Рука об руку шагают туда каждое воскресное утро и отпускают друг друга только у самой двери.
Снимают перчатки, глядят на город внизу, на площади почти никого, смотреть особенно не на что. И все-таки они некоторое время молча стоят, а когда уже готовы войти в пустую дверь, погрузиться в летящие с хоров звуки органа, отец откашливается. Почему откашливается? Из почтения перед церковью. Он прочищает горло, хоть и не собирается много петь. Отец ходит со Стейнунн в церковь, так как хочет, чтобы люди видели их новообретенное единение, а еще потому, что в этом безгрешном помещении его охватывает немыслимая страсть к ней. Когда он сидит, сложив ладони, поет или вместе с остальными, надо сказать весьма немногочисленными, прихожанами бормочет символ веры, давно исчезнувшая страсть вскипает в его плоти. Вера Стейнунн во Вседержителя Бога Отца сильна и прекрасна, у других такой нет, и, когда он косит глазом в ее сторону, у него всегда возникают две мысли: хочется нарисовать ее (если б он умел) и любить ее (если б это было возможно) на мягком ковре хоров. Но он вынужден довольствоваться тем, что дышит в такт, взбирается по мелодическим ветвям псалмов и поет в той же группе молящихся, что и она. В церкви Стейнунн совершенно обнажена, даже в постели она бы не могла быть обнаженнее. И черты лица у нее в церкви чище, чем после купанья.

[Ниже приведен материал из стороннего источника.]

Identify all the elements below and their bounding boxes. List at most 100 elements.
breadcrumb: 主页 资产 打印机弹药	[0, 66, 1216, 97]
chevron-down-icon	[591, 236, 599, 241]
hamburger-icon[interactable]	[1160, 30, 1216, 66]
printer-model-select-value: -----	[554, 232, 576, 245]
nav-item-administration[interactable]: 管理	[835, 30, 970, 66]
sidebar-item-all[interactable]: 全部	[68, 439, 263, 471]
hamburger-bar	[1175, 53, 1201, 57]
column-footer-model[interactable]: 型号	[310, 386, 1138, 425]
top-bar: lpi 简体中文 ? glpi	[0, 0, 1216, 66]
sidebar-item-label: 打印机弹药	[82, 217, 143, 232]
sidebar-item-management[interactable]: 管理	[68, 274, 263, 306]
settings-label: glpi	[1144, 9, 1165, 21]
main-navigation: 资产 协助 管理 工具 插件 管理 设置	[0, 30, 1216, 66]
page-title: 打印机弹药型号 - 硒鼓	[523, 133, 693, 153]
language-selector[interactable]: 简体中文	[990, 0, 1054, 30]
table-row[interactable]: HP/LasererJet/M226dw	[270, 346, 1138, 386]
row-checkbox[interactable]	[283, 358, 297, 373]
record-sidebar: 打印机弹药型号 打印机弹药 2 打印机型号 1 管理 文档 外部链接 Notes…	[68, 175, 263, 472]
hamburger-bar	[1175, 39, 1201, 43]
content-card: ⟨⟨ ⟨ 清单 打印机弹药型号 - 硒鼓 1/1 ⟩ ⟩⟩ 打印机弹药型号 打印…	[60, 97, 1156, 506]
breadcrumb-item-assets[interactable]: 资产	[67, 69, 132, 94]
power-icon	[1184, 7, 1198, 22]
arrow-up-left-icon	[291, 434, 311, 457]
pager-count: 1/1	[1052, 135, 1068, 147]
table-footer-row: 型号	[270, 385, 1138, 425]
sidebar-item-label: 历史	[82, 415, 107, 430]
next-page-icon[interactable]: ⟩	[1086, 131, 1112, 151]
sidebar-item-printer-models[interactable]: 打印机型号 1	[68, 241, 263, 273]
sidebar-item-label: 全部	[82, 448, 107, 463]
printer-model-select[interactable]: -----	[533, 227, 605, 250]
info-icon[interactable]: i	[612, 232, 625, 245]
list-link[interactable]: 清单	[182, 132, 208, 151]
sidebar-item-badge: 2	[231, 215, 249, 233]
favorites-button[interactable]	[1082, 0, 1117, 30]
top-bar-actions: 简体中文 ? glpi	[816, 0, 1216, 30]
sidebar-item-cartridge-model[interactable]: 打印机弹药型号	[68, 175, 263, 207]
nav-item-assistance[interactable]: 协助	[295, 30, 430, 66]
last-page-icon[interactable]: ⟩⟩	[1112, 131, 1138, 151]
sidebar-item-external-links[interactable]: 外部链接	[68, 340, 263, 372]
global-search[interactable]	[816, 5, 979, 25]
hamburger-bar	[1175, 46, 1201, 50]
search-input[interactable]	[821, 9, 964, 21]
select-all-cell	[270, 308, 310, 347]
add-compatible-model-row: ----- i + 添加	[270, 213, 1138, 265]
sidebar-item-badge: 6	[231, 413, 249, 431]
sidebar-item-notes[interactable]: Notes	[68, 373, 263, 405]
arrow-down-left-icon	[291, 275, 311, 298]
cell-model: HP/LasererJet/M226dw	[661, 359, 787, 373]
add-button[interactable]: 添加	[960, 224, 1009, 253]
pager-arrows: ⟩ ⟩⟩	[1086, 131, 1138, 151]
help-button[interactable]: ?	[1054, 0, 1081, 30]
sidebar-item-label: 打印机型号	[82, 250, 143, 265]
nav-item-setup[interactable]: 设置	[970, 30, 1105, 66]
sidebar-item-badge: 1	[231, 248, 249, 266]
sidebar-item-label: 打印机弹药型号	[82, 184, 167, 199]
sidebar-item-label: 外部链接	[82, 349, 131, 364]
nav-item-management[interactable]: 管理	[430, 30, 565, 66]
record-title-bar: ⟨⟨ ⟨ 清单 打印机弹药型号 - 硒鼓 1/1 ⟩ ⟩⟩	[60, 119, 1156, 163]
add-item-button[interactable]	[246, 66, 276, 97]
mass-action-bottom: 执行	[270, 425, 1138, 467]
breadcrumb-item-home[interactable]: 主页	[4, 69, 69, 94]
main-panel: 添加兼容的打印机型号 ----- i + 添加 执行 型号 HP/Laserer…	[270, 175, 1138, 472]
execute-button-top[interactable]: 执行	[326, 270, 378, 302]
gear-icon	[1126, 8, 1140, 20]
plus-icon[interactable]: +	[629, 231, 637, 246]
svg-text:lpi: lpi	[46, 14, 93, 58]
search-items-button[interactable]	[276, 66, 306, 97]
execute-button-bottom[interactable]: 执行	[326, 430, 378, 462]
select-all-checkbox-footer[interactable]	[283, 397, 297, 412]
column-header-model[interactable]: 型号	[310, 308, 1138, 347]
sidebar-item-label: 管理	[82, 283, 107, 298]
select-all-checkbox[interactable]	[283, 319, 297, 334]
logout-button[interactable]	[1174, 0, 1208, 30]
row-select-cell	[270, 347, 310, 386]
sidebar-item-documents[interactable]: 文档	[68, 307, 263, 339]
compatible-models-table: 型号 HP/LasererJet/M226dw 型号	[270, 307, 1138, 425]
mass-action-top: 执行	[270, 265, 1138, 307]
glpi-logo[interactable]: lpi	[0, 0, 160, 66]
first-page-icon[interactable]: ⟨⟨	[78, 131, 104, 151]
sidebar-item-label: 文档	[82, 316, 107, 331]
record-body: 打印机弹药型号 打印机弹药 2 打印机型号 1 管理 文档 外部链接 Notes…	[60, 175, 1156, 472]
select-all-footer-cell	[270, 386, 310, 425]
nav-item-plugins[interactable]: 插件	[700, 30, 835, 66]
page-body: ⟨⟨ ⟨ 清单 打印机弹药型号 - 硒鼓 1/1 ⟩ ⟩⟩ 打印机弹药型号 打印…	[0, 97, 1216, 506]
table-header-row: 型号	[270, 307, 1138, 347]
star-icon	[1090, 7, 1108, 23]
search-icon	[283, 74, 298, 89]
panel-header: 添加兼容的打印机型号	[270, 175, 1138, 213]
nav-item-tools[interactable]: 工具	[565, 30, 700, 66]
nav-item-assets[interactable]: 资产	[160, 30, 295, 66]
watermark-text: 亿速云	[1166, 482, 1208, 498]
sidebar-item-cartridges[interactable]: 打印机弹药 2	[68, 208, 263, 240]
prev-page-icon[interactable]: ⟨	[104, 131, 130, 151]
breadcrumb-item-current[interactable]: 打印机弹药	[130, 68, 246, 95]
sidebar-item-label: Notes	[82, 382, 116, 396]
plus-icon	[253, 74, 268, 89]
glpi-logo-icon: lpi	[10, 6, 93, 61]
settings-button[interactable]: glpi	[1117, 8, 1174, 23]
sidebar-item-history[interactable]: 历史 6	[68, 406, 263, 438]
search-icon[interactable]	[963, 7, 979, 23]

А когда я однажды спросил, с чего это отец вдруг заделался этаким ретивым прихожанином, он ответил, что лишь в церкви ощущает мгновения настоящего и что воздух настоящего прозрачен и дает опору. Стейнунн никто о таких вещах не спрашивает, потому что она как бы неотъемлемая часть церкви. Где она, там и богослужение. Да, отец мог бы сказать, что не Стейнунн ходит в церковь, а церковь — в Стейнунн.